5 lições que a Copa do Mundo tem a ensinar sobre desenvolvimento de competências

A intensa globalização e o avanço tecnológico levou as empresas a buscarem um elemento imprescindível: o capital humano. Em um ambiente de negócios cada vez mais competitivo, investir no desenvolvimento de competências dos colaboradores passou a ser o principal diferencial das organizações para o alcance de resultados. Na prática, essa modalidade de gestão prioriza a análise dos objetivos organizacionais, a avaliação em tempo real de performance e a contribuição direta dos profissionais no êxito da companhia. A ação também favorece feedbacks capazes de melhorar o direcionamento de cada um. Ou seja, promove um alinhamento entre as habilidades dos funcionários e as metas empresariais.
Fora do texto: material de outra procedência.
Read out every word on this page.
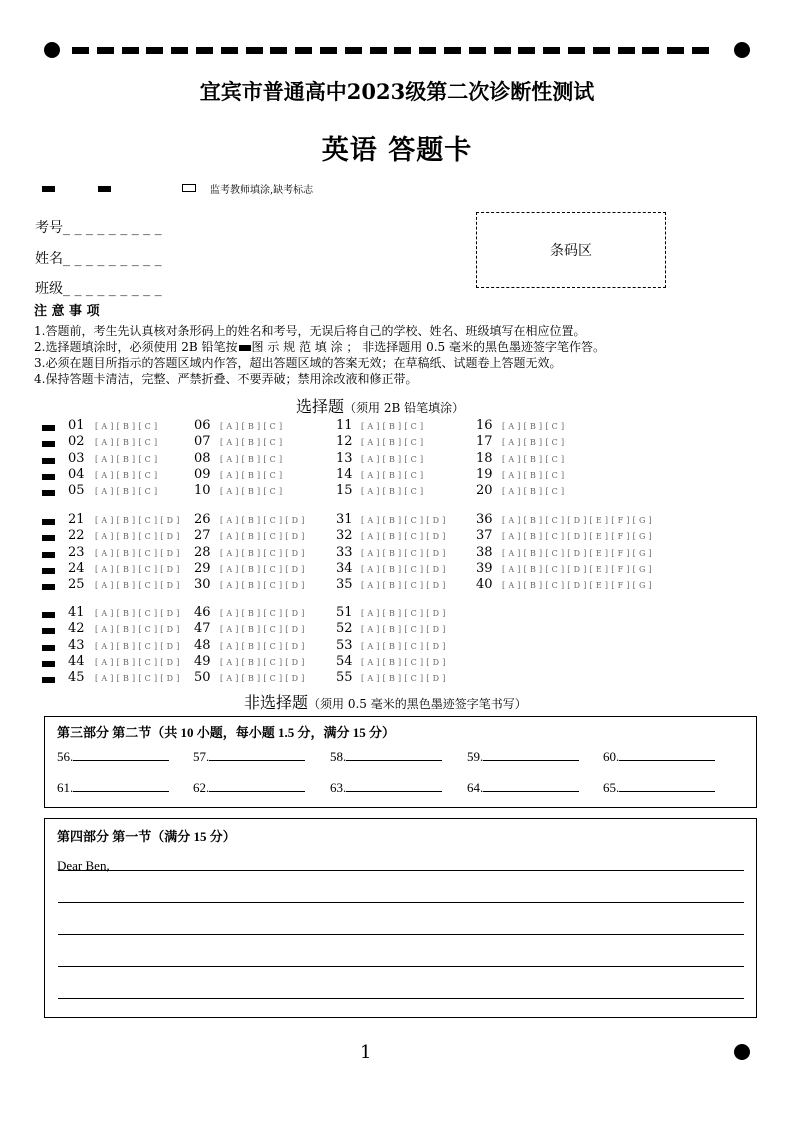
宜宾市普通高中2023级第二次诊断性测试
英语 答题卡
监考教师填涂,缺考标志
考号_ _ _ _ _ _ _ _ _
姓名_ _ _ _ _ _ _ _ _
班级_ _ _ _ _ _ _ _ _
条码区
注 意 事 项
1.答题前，考生先认真核对条形码上的姓名和考号，无误后将自己的学校、姓名、班级填写在相应位置。
2.选择题填涂时，必须使用 2B 铅笔按 图 示 规 范 填 涂 ； 非选择题用 0.5 毫米的黑色墨迹签字笔作答。
3.必须在题目所指示的答题区域内作答，超出答题区域的答案无效；在草稿纸、试题卷上答题无效。
4.保持答题卡清洁，完整、严禁折叠、不要弄破；禁用涂改液和修正带。
选择题（须用 2B 铅笔填涂）
01 [A][B][C]
02 [A][B][C]
03 [A][B][C]
04 [A][B][C]
05 [A][B][C]
06 [A][B][C]
07 [A][B][C]
08 [A][B][C]
09 [A][B][C]
10 [A][B][C]
11 [A][B][C]
12 [A][B][C]
13 [A][B][C]
14 [A][B][C]
15 [A][B][C]
16 [A][B][C]
17 [A][B][C]
18 [A][B][C]
19 [A][B][C]
20 [A][B][C]
21 [A][B][C][D]
22 [A][B][C][D]
23 [A][B][C][D]
24 [A][B][C][D]
25 [A][B][C][D]
26 [A][B][C][D]
27 [A][B][C][D]
28 [A][B][C][D]
29 [A][B][C][D]
30 [A][B][C][D]
31 [A][B][C][D]
32 [A][B][C][D]
33 [A][B][C][D]
34 [A][B][C][D]
35 [A][B][C][D]
36 [A][B][C][D][E][F][G]
37 [A][B][C][D][E][F][G]
38 [A][B][C][D][E][F][G]
39 [A][B][C][D][E][F][G]
40 [A][B][C][D][E][F][G]
41 [A][B][C][D]
42 [A][B][C][D]
43 [A][B][C][D]
44 [A][B][C][D]
45 [A][B][C][D]
46 [A][B][C][D]
47 [A][B][C][D]
48 [A][B][C][D]
49 [A][B][C][D]
50 [A][B][C][D]
51 [A][B][C][D]
52 [A][B][C][D]
53 [A][B][C][D]
54 [A][B][C][D]
55 [A][B][C][D]
非选择题（须用 0.5 毫米的黑色墨迹签字笔书写）
第三部分 第二节（共 10 小题，每小题 1.5 分，满分 15 分）
56.	57.	58.	59.	60.
61.	62.	63.	64.	65.
第四部分 第一节（满分 15 分）
Dear Ben,
1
Entre os principais benefícios da gestão por competências, encontram-se: aumento da motivação e engajamento do colaborador, queda de turnover, otimização do tempo dedicado as atividades de trabalho, crescimento de possibilidades de promoção de carreira, expansão da produtividade e formação de uma vantagem competitiva por parte da corporação. “A abordagem não detecta falhas e por consequência pune quem as comete, obviamente. Na verdade, o gestor exerce um papel de apoio ao colaborador para torná-lo mais pró-ativo e com uma rotina organizada. O profissional também consegue identificar os pontos de melhoria na companhia ao rever estratégias e aprimorar procedimentos”, afirma Flora Alves, CLO da SG – Aprendizagem Corporativa.

Neste contexto, a especialista alerta para a importância de ter em mente que a prática não é restrita ao ambiente corporativo. Portanto, permeia outros âmbitos sociais, sendo um deles o esporte. A Copa do Mundo que acontece este ano de 14 de junho a 15 de julho na Rússia é uma referência em desenvolvimento humano por conta dos times esportivos de alto rendimento que ensinam lições desde pensamentos estratégicos a controle emocional e resiliência.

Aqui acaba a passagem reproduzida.